Humans are the true proprietors of the earth.

However, no matter how hard she wanted it to, the mantra didn't work anymore. Not when Hadley tried to apply it to Ruqwik. And she was haunted by the thought that, when it really came down to it, it might not work with any vampire. This realization was soul sucking, shaking every single one of Hadley's new views on everything.

"Did you know, Hadley, that humans made vampires in a laboratory," Mrs. Smith's said as she hacked out Ruqwik's left kidney.

This time Mrs. Smith wasn't bothering with the surgical precision she'd demonstrated with the spleen removal. Hadley gagged at the iron scent of Ruq's blood, her insides contorting and twisting painfully. She hoped that her morning sickness would get better over time, and was more than a little upset that, being a Medic, her trigger just had to be blood, guts, and surgical gore.

Sure that she wouldn't throw up, she pulled her focus back to Mrs. Smith.

"It was when genetic scientists first started designing babies, modifying them, like your pretty little Barn friend, downstairs," Mrs. Smith went on, completely ignoring Hadley discomfort, as always. "But these scientists of old didn't create cowardly, compliant bags of muscle and bone, like the sheeple that vampires breed for their Barns. No. These scientists mixed questionable, ethically dubious ingredients in their little witchy cauldrons and birthed two, very odd identical children. One of them had green eyes, the other blue. Both colours unnaturally bright. A lot like yours, come to think of it."

With that last statement, Mrs. Smith finally looked up, her head cocked and eyes narrow as she studied Hadley's face. She eventually shook her head, seemingly deciding against her trepidation for Hadley's blue eyes, and went back to hacking Ruqwik's insides.

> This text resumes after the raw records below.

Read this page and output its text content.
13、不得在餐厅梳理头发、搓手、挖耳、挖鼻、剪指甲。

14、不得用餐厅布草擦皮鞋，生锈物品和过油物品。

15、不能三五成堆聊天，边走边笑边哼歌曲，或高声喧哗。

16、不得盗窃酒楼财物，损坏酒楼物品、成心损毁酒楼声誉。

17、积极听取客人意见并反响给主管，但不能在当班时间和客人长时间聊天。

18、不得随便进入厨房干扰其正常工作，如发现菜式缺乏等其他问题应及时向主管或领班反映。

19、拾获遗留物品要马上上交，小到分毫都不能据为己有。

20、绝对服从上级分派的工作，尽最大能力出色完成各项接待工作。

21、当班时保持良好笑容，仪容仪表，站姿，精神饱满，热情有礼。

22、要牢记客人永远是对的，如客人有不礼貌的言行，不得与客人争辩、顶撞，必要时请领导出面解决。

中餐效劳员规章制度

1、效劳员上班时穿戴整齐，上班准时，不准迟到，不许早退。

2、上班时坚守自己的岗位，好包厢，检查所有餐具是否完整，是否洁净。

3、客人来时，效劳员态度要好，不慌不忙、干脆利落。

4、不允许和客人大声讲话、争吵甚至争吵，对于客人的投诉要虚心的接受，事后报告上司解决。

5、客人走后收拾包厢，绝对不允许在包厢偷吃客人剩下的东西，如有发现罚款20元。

Hadley stayed silent, her breath shaky and pulse racing.

"But you're human. No doubt about that. These children weren't. They wouldn't eat anything and within hours of being born, they needed blood transfusions because it was discovered that they weren't producing their own red blood cells. The transfusions helped and they grew up with them being administered regularly. After every transfusion, their eyes would change colour to blood red. The doctors didn't know what to make of them..."

Hadley didn't want to, but she hung on every word. Not even Aunt Zee had known where vampires came from. No Wildling did. How did Mrs. Smith? It didn't matter how. Hadley could have never imagined a more intriguing origin for vampires.

According to Mrs. Smith, the two laboratory grown children were the first vampires. They killed their caretakers when their fangs appeared, and it was decided they were to be killed after the incident, but they ended up being invincible to all humane methods of euthanasia. As they grew older in that secret laboratory underground, the scientists noticed the toddlers' sensitivity to UV radiation, which was being administered regularly for proper bone growth. That was when it was first posited by the scientists that they might have created "vampires" as they had existed in lore for millennia. This belief kept the children alive, under constant scrutiny and study.